Ahora que las primeras generaciones 100% digitales están en sus años de escuela, el reto de evitar distracciones y capturar la atención de los alumnos es más grande que nunca. Espacios que inviten a dar mayor control, así como movilidad a los estudiantes podrían ser la clave para despertar su interés, al cambiar por completo la dinámica de las clases tradicionales, aseguran expertos de la firma global de investigación y diseño Steelcase.

“Uno de los ejes principales, dentro de las aulas modernas, debe ser el aprendizaje activo, pues busca que los estudiantes se involucren directamente en su propia enseñanza, en lugar de ser sólo escuchas pasivos”, explicó Iván Tiquet, director de Educación y Salud para Steelcase México.

“Para que esto suceda, es necesario crear un entorno físico que los invite a concentrarse, pero también a colaborar, participar y ver de una manera diferente el trabajo en clase”, agregó.

Para comenzar a ponerlo en práctica, el equipo de Steelcase WorkSpace Futures definió algunas recomendaciones que pueden seguir las escuelas y docentes para atrapar a las nuevas generaciones:

Dejar de ver a la tecnología como algo que “entorpece” el aprendizaje e incorporarla en las clases como una herramienta útil.

Diseñar nuevas formas de dar lecciones y dinámicas conjuntas, por ejemplo, a través de mesas redondas, presentaciones más interactivas y ejercicios que no lo limiten a leer los libros de texto.

Evitar arreglos de bancas que aislen a los estudiantes.

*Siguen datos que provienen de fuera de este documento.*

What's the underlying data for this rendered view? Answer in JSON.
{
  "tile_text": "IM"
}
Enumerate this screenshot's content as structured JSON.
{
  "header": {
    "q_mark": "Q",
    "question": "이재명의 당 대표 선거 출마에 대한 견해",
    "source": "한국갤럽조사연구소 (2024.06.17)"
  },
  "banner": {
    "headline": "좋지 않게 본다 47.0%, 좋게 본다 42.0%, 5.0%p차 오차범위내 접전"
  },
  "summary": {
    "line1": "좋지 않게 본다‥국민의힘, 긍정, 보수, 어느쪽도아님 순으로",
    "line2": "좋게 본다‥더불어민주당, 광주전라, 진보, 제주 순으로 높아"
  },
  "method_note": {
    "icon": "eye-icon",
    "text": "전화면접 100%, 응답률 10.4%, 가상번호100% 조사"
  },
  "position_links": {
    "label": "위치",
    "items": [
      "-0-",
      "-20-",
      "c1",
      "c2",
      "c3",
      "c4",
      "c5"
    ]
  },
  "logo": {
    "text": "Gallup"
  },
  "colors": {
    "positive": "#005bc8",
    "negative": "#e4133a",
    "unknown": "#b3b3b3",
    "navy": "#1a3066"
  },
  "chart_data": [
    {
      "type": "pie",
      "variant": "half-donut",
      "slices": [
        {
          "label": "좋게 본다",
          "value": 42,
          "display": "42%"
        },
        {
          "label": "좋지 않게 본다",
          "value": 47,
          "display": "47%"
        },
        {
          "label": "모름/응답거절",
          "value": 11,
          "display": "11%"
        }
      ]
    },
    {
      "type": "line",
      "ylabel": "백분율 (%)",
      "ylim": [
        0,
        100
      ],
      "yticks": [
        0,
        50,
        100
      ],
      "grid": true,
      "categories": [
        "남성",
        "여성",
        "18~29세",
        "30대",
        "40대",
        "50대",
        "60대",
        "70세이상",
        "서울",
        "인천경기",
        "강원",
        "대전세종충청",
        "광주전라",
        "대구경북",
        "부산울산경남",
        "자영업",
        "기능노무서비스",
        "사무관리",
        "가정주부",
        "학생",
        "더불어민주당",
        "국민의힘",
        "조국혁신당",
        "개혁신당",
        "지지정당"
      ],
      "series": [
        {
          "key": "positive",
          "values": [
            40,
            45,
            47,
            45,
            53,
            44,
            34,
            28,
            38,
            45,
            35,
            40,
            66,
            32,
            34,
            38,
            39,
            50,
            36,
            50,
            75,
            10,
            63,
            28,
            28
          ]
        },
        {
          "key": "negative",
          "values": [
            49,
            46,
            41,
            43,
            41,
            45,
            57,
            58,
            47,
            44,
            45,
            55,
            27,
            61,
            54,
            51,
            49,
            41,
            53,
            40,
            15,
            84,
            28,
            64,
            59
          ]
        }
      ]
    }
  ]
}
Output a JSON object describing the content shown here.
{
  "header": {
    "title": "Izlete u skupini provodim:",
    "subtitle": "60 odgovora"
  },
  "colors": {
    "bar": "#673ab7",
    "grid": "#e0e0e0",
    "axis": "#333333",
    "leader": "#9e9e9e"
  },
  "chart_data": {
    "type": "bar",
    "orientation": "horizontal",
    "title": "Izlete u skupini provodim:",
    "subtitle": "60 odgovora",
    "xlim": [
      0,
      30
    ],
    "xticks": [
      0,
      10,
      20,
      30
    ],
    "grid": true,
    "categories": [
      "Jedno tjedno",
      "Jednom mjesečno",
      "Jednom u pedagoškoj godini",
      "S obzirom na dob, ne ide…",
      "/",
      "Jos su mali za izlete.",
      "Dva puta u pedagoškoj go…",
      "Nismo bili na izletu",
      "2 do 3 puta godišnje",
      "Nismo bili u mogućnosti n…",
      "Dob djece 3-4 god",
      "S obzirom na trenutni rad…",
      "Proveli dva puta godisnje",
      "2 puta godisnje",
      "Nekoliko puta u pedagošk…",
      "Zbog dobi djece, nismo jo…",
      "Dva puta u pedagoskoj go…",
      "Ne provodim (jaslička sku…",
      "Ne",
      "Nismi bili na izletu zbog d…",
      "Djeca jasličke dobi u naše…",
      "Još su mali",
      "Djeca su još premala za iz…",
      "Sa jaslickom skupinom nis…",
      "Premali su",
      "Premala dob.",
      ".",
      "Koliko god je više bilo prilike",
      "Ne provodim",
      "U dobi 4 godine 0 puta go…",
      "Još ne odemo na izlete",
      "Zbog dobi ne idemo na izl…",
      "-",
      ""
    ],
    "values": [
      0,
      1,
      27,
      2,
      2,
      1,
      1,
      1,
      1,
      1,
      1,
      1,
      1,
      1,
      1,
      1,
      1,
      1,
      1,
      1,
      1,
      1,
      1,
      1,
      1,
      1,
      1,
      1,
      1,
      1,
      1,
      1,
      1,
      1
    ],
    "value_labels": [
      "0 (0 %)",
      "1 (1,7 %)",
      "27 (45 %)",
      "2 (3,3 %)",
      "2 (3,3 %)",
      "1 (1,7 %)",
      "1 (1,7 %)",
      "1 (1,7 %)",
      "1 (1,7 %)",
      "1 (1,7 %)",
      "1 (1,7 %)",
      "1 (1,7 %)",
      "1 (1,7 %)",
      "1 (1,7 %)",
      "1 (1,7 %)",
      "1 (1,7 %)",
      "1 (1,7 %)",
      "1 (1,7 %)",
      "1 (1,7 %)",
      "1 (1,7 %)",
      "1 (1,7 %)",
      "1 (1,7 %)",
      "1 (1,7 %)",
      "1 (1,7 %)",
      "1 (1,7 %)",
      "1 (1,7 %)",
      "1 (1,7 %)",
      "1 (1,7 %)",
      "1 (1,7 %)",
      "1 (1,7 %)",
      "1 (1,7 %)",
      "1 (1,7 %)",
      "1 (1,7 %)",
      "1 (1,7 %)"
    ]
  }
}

La razón: un estudio de la Kennesaw State University descubrió que los estudiantes que se ubican hasta el fondo del salón tienen más distracciones que aquellos sentados en el centro o adelante. La solución está en una distribución más equitativa.

Contemplar que hay alumnos que necesitan ser más creativos y darles entornos adecuados para diferentes formas de estudio o trabajo.

Eliminar cualquier barrera para el contenido, al incluir herramientas para presentar información de diferentes maneras, como pantallas o proyectores y sillas móviles.

Invitar más a los estudiantes a reflexionar y colaborar en grupos, sin dejar de guiarlos o medir la efectividad de sus trabajos en equipo.

Estas medidas pueden, según Tiquet, ser una manera de impulsar las oportunidades a largo plazo para los estudiantes, ya que crean profesionales con habilidades que, de acuerdo con un reporte de la firma Gallup, son muy demandadas por las empresas modernas.

“Ser capaz de crear relaciones, lidiar con la complejidad, la ambigüedad, la creatividad y la colaboración, entre otras, representan cualidades humanas que se necesitan para encaminar a las organizaciones hacia un futuro más próspero. El aprendizaje activo comienza este camino y da forma a una nueva generación de profesionales que cambiará por completo la reglas del juego”, concluyó el experto.